The McKim, Mead, and White historic house referred to in Ms. Strange’s book had been nicknamed “Tick Hall” by Tweed and his law-colleague fishing buddies — owing to the unwelcome presence, even back then, of the pestiferous local arachnid later notorious for spreading Lyme disease. The surf-casting weekend occupants of the house referred to one another as “Tick Tweed” and “Tick Morgan” and, quite likely, “Tick Roosevelt.”
Not an incredibly remarkable story so far, I admit.
Why the goose flesh? I had purchased that house from 91-year-old Harrison Tweed. Three days earlier.
Being a victim of innumeracy, I don’t know how you would calculate the odds against such a happening. In such instances, is there maybe something operating other than sheer chance? Does anyone know a good book on the subject?

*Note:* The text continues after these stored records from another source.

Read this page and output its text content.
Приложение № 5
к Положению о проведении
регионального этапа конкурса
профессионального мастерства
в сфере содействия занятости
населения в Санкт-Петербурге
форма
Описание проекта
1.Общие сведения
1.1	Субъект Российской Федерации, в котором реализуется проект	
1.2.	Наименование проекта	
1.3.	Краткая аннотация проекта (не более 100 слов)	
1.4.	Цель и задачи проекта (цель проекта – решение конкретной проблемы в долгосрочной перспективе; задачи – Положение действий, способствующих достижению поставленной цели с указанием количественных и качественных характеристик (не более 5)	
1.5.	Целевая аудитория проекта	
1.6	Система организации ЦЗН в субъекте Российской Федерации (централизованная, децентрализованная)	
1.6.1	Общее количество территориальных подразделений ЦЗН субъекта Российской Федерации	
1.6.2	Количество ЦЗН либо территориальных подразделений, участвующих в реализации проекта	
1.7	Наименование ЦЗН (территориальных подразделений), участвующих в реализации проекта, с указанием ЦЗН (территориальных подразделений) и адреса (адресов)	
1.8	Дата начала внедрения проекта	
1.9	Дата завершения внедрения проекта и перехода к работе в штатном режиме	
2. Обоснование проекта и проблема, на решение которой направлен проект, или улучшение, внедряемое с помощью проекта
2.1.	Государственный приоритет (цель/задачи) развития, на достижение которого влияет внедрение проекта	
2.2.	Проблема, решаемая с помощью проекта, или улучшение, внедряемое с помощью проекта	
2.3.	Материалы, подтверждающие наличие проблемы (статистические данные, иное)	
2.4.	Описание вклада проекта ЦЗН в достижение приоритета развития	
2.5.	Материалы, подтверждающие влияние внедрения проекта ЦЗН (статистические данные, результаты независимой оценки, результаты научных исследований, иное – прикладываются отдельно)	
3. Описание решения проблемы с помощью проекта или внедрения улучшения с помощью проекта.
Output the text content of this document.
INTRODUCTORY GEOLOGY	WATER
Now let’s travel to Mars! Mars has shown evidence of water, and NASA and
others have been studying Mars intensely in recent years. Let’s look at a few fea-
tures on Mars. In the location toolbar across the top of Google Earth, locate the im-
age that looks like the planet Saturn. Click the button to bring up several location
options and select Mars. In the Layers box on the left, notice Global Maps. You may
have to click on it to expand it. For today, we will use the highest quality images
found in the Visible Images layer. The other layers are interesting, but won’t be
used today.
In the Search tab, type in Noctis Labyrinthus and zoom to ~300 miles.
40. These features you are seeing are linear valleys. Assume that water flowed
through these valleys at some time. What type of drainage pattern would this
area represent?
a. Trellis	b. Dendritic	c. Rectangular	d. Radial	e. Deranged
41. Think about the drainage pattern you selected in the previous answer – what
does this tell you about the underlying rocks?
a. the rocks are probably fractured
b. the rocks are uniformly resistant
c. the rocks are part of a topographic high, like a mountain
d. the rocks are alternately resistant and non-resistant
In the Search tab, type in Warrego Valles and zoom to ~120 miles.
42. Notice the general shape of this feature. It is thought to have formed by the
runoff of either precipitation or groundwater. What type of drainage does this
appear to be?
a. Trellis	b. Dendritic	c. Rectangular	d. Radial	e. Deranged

A skeptic might begin attacking the almost supernatural quality of the thing with the picking up of the book. Even though in hoisting it I didn’t consciously look at the title, maybe in my deep unconscious I had somehow registered the title years before?
But did the same force make me open it to the only page that concerned me? Adding to this the randomly chosen street, the unexpected book fair, the unexpected parking place, the one table among the many — and I suppose you could add the double Roosevelt connection (ice-house/Tweed friendship) . . . putting all that together, you get odds comparable, I should think, to those against people foolish enough to dispose of needed dollars in the lottery. (I like the idea that only in a society “illiterate” about numbers could the lottery exist at all.)
What the hell is coincidence anyway, in its most astonishing instances? A subject worth pursuing at another time? Thinking about it fogs my mind, and makes me recall something that’s haunted me for years. It’s a koan-like thought from my class with the reincarnated Socrates of Yale, philosophy professor Paul Weiss: the idea that that, logically, there is no such thing as a possibility that did not take place. In what sense, then, was it possible?
And what, then, do you call things like my Tweed house incident. A possibility that was not caused?
Keep your answer brief, but pithy.
P.S. No more Burton teasing. Next time, including a hilarious story.
P.P.S. Could I buy someone in Philadelphia a season ticket to boo Michael Vick for me?
Close proximity of Tick Hall (Montauk, NY), Old Lyme, and Bloch Island, all mentioned in this blog now.
The placename “Lyme” derives from Lyme Regis, a small port on the coast of Dorset, England, from which it is believed the early settlers migrated in the 17th century. The picturesque Old Lyme Cemetery contains the graves of the original settlers. The Duck River flows through the cemetery and into the Connecticut River at Watch Rock Park.
The “Lyme” in Lyme disease was named after the town. It was discovered in 1975 after a mysterious outbreak of what appeared to be juvenile rheumatoid arthritis in children who lived in Lyme and Old Lyme.